We appreciated the “Litigation and legislation” column by Laurence Jerrold in the October 2014 issue (Jerrold L. Seeing before doing. Am J Orthod Dentofacial Orthod 2014;146:530-3).
Dr Jerrold’s primary concern was that it may be common practice to take a radiograph before the patient is examined, and this could include cone-beam computed tomography. Since the radiation dose from cone-beam computed tomography is 4 times or more greater than a panoramic image, this is a significant concern. Despite looking at the legal aspects, the American Dental Association’s Code of Ethics, and the statements of its Council of Scientific Affairs, he found no documentation to suggest that this should not be undertaken. His conclusion appears to be equivocal; as he says, “there’s just no easy answer.”

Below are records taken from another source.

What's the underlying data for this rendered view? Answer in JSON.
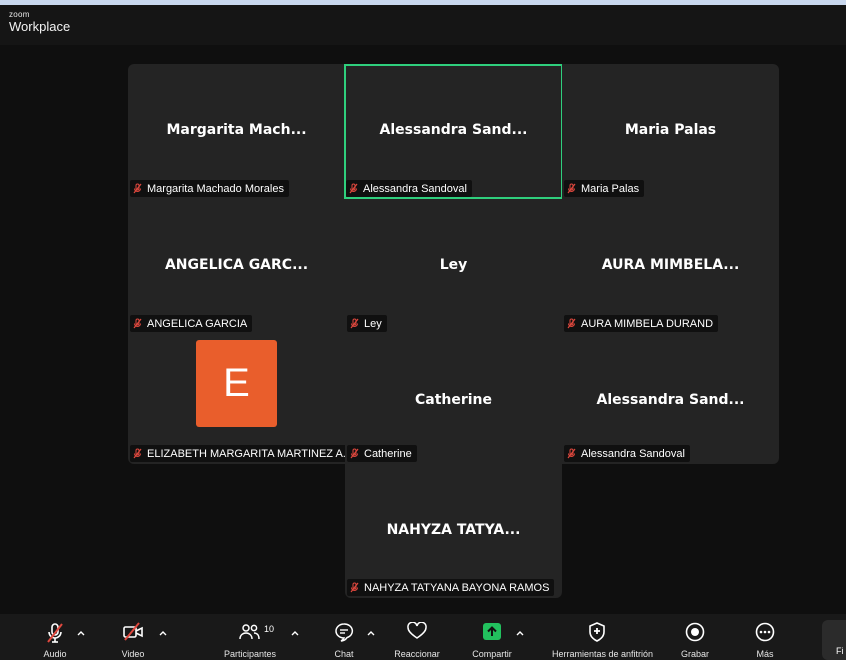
{
  "app": {
    "logo_small": "zoom",
    "logo_big": "Workplace"
  },
  "tiles": [
    {
      "big": "Margarita Mach...",
      "label": "Margarita Machado Morales"
    },
    {
      "big": "Alessandra Sand...",
      "label": "Alessandra Sandoval"
    },
    {
      "big": "Maria Palas",
      "label": "Maria Palas"
    },
    {
      "big": "ANGELICA GARC...",
      "label": "ANGELICA GARCIA"
    },
    {
      "big": "Ley",
      "label": "Ley"
    },
    {
      "big": "AURA MIMBELA...",
      "label": "AURA MIMBELA DURAND"
    },
    {
      "avatar": "E",
      "label": "ELIZABETH MARGARITA MARTINEZ A..."
    },
    {
      "big": "Catherine",
      "label": "Catherine"
    },
    {
      "big": "Alessandra Sand...",
      "label": "Alessandra Sandoval"
    },
    {
      "big": "NAHYZA TATYA...",
      "label": "NAHYZA TATYANA BAYONA RAMOS"
    }
  ],
  "toolbar": {
    "audio": "Audio",
    "video": "Video",
    "participants": "Participantes",
    "participants_count": "10",
    "chat": "Chat",
    "react": "Reaccionar",
    "share": "Compartir",
    "host_tools": "Herramientas de anfitrión",
    "record": "Grabar",
    "more": "Más",
    "end": "Fi"
  },
  "colors": {
    "active_speaker": "#2fcf7d",
    "muted": "#e0483e",
    "share": "#22c15e",
    "avatar": "#e95e2c"
  }
}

Fortunately, in the United Kingdom, we have a definitive answer. The “Ionising Radiation (Medical Exposure) Regulations” (2000) states that “No person shall carry out a medical exposure unless it has been justified by the practitioner as showing a sufficient net benefit.” Clearly, it is not possible for a practitioner to show that an exposure will have a net benefit to the patient without a clinical examination.
To clarify these regulations for practitioners, the British Orthodontic Society produced a booklet, “Orthodontic Radiographs—Guidelines,” now in its third edition (the fourth edition is in preparation). These guidelines state that “the use of ionising radiation in clinical practice is governed by law—criminal law—in the UK.” Practitioners have had their licence to practice withdrawn as a result of inappropriate use of x-rays, and at least 1 practitioner has received a custodial sentence.
The editor of the AJO-DO (in 2008) reviewed the British Orthodontic Society Guidelines and wrote, “I do believe the BOS points us in a direction that could result in more ideal care for many patients.” In his review of the book Guidelines for the Use of Radiographs in Clinical Orthodontics, radiologist D. L. Gander wrote, “Perhaps the AAO might be inspired to publish a more meaningful set of radiographic guidelines after the exceptional example set by their British colleagues.”
Whereas the British Orthodontic Society Guidelines have a number of recommendations, the unequivocal conclusion and interpretation of the law are that there are no indications for the exposure of a radiograph before a clinical examination. Every x-ray must be justified.
So, in the United Kingdom, we have the answer to the question posed by Dr Jerrold, with guidelines for practitioners to use, knowing that they are acting both within the law and in the best interests of their patients.